W niedzielnej walce ćwierćfinałowej przebojowa pięściarka pochodząca z Bieniowa w gminie Rejowiec (niedaleko Chełma) pokonała w kategorii 57 kilogramów doświadczoną Portorykankę Ashleyann Lozadę Mottę 5:0. W zasadzie już po dwóch rundach medal był prawie pewny.
W pierwszej i drugiej rundzie Julia Szeremeta zwyciężała jednogłośnie, w ostatniej 4:1, stąd końcowy werdykt 30-27, 30:27, 30:27, 30:27, 29:28. Po decyzji sędziny ringowej w polskim sztabie zapanowała euforia, później nieco zgaszona po kontrowersyjnej porażce Elżbiety Wójcik z Panamką Atheyną Bylon.

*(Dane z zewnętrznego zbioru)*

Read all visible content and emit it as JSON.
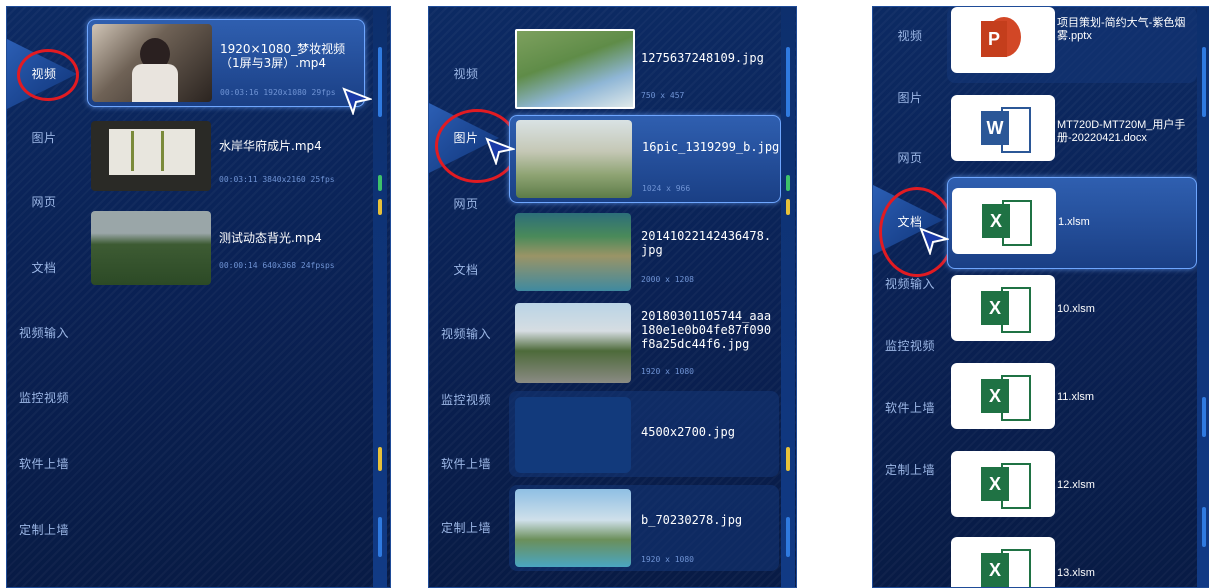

- Wielka, wielka radość zawodniczki, która nie ma jeszcze 21 lat. Gratulacje dla Julii Szeremety, wszystkich trenerów z nią pracujących i Polskiego Związku Bokserskiego. Władze naszego Związku, na czele z prezesem Grzegorzem Nowaczkiem, zadbały o bardzo dobre przygotowania reprezentacji. Głównym szkoleniowcem w kadrze jest Tomasz Dylak. Na ringu w Paryżu Julia Szeremeta pokonała już 3 rywalki. Półfinał w środę o 21:46 z Filipinką Nesthy Petecio - informuje Polski Związek Bokserski.
Warto przypomnieć, że ostatnim polskim medalistą olimpijskim był Wojciech Bartnik, który sięgnął po brąz w 1992 roku w Barcelonie. Natomiast boks kobiet jest w programie Igrzysk od 2012 roku, ale jeszcze biało-czerwone nie zdobyły medalu. Zła passa skończyła się 4 sierpnia 2024 roku!!!